The project Swiss Text Corpus is part of an international research project with the aim of recording and bringing online a balanced snapshot of standard German of the 20th century. For this purpose texts of every kind in German (newspaper articles, advertisements, forms, manuals, guidebooks, popular technical literature, literature for young people, light fiction, fiction etc.) are digitised. The Swiss sub-project Swiss Text Corpus contains texts in German written by Swiss authors in the 20th century. This digital collection is structured in analogy to the partner projects in Germany, Austria and Italy (using the same formal, time and content criteria). It is a balanced representation of standard German vocabulary in Switzerland and can serve as a base resource for specifically Swiss lexicographical needs.
The jointly developed digital text corpus (together with our partner projects in Germany, Austria and Italy) is called Korpus C4. Its planned size is 80 million words. Since April 2009 a first version of Korpus C4 has been online (http://www.korpus-c4.org). However it has not reached its full size yet.
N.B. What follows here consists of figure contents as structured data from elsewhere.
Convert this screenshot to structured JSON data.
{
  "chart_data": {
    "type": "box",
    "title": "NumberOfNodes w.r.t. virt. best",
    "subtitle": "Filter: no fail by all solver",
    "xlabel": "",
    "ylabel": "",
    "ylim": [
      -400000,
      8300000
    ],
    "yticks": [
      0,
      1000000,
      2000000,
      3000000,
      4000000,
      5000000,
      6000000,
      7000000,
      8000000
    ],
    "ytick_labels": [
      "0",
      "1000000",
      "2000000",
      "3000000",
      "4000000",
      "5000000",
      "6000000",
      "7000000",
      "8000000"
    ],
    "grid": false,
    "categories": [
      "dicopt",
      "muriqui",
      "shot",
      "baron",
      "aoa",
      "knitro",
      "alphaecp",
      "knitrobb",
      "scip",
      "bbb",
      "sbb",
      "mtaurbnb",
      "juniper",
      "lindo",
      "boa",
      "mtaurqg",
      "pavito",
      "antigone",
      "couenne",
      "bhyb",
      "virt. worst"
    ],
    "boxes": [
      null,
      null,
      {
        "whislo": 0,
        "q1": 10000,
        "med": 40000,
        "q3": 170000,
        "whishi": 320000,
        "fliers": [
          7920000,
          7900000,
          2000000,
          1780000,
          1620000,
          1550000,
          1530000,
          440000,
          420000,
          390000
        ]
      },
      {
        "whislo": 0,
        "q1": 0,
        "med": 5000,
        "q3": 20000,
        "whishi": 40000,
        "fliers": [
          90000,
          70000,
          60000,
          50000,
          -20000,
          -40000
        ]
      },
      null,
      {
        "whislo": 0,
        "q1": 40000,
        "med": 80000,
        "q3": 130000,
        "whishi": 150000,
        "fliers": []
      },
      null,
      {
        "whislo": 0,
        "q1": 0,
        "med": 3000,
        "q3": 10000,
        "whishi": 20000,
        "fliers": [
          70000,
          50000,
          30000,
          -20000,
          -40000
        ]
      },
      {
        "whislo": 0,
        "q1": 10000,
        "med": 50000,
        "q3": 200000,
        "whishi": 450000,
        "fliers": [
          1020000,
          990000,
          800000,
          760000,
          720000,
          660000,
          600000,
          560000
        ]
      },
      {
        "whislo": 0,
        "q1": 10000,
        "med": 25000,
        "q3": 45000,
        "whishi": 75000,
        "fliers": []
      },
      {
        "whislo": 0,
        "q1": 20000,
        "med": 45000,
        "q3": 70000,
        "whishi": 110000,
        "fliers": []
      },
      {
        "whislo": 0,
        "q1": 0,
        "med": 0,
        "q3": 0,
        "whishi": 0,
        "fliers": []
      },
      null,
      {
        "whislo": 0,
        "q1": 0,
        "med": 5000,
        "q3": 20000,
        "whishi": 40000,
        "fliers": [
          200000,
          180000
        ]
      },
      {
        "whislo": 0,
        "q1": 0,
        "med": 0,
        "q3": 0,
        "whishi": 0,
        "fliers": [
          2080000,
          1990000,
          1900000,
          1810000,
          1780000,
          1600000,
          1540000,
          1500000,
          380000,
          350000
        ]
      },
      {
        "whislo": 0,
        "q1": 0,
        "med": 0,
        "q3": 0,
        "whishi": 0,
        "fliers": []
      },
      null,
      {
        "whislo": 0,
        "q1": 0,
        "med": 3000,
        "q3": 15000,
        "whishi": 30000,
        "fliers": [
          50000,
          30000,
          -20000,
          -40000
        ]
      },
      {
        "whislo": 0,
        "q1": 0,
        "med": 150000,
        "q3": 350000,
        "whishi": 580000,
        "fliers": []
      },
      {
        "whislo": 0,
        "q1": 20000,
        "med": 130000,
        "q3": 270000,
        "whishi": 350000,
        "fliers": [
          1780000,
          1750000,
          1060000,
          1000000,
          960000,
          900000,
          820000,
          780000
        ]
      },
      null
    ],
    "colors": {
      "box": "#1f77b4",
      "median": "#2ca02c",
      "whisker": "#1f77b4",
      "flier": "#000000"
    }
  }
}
For the first time there is a balanced corpus for 20th century standard German that takes into account regional variation and can be used for different linguistic research questions.
The corpus is currently being expanded to include Standard Swiss German texts from the 21st century. By the end of 2018, it will encompass an additional 3.8 million text words for the 21st century and then be expanded on a regular basis.
The Swiss Text Corpus was built by a research group of the Deutsches Seminar of the University of Basel and was funded mainly by the Swiss National Science Foundation. Since 2014 it has been hosted by the Schweizerisches Idiotikon with financial support of the Swiss Academy of Humanities and Social Sciences.